El 16 de enero de 1979, Mohammad Reza Pahlaví, sah de Irán, en el trono desde hacía cuarenta años, abandonó el país con su familia para tomarse “unas vacaciones”. No era la primera vez que huía, pero en esta ocasión las potencias occidentales no solo no hicieron nada por mantenerlo en el poder, sino que se negaron a acogerlo en sus territorios, por lo que Pahlaví se vio obligado a vagar como un paria por el mundo en busca de un lugar en el que poder tratarse el cáncer que le estaba consumiendo.
Solo un año antes, en una visita a Teherán, el presidente de Estados Unidos, Jimmy Carter, le había dedicado un encendido elogio: “Debido al gran liderazgo del sah, Irán es una isla de estabilidad en una de las áreas más conflictivas del mundo”. ¿Qué había ocurrido entre esas dos fechas? Irán había pasado de ser el gran aliado y socio de Occidente en la zona a convertirse en un polvorín ante el que nadie sabía cómo actuar y que dio lugar a un fenómeno completamente nuevo: la revolución islámica.
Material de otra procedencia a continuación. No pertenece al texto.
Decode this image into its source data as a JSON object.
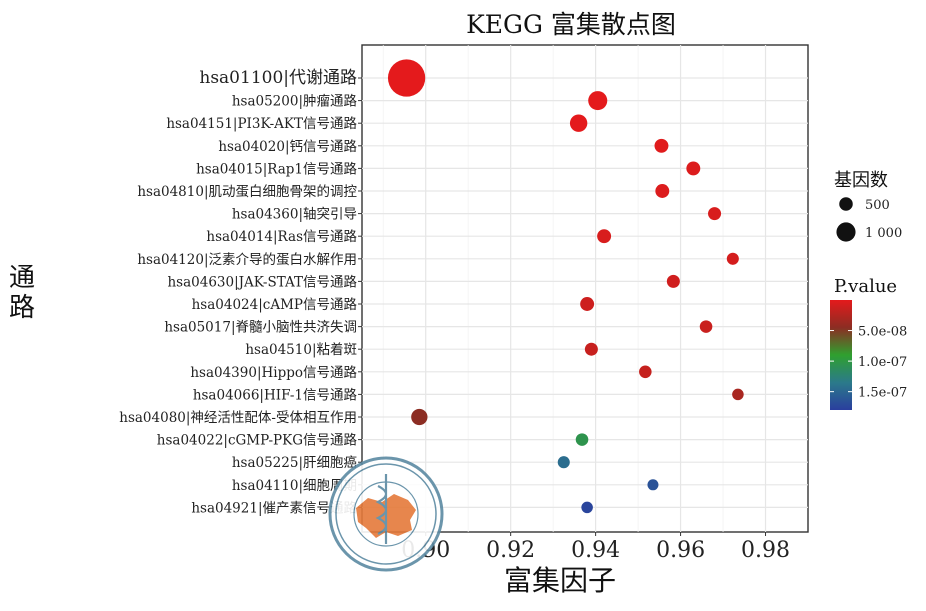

La “isla de estabilidad” bendecida por Carter resultó no ser tal, sino una dictadura férrea, megalómana y sangrienta. Irán era por entonces uno de los principales productores mundiales de petróleo, pero esto nunca se utilizó para conseguir el bienestar de la población, que sufría escandalosas desigualdades, sino para convertir a Irán en un fabuloso comprador de armas a Estados Unidos y crear una superpotencia militar capaz de hacer frente a sus vecinos, en particular Irak.
El país, por otra parte, se había occidentalizado a pasos acelerados en unas pocas décadas, tanto durante el reinado del padre del sah, que –por poner un ejemplo– prohibió el velo islámico y obligó a los hombres a afeitarse la barba, como a partir de la llamada Revolución Blanca (1963), una modernización impuesta a la fuerza que, si bien introdujo cambios como la emancipación de la mujer y la contención del autoritarismo de los clérigos chiíes, provocaba un enorme malestar en grandes capas de una sociedad muy tradicional y profundamente religiosa.

Lo que la occidentalización no trajo, sin embargo, fue democracia. Reza Pahlaví gobernaba como un monarca absoluto apoyado en el ejército y los ubicuos servicios de seguridad del Savak, que recurrían de forma habitual a detenciones, asesinatos y torturas. A comienzos de 1978, la decepción por la falta de apertura política del régimen y la persistencia de la injusticia social, junto al malestar de los sectores islámicos, crearon el caldo de cultivo para que sectores completamente distintos se unieran en la oposición al sah.
Un régimen que se tambaleaba
El hombre que supo canalizar todo ese descontento fue un anciano y austero clérigo iraní, prácticamente desconocido en Occidente, que llevaba catorce años exiliado en Irak (según se decía, alimentándose solo de yogur, ajos y cebollas): el ayatolá Ruhollah Jomeini. Jomeini había sido expulsado en 1964 por su irreductible oposición a la modernización de Irán y nunca había dejado de fustigar al régimen desde el país vecino.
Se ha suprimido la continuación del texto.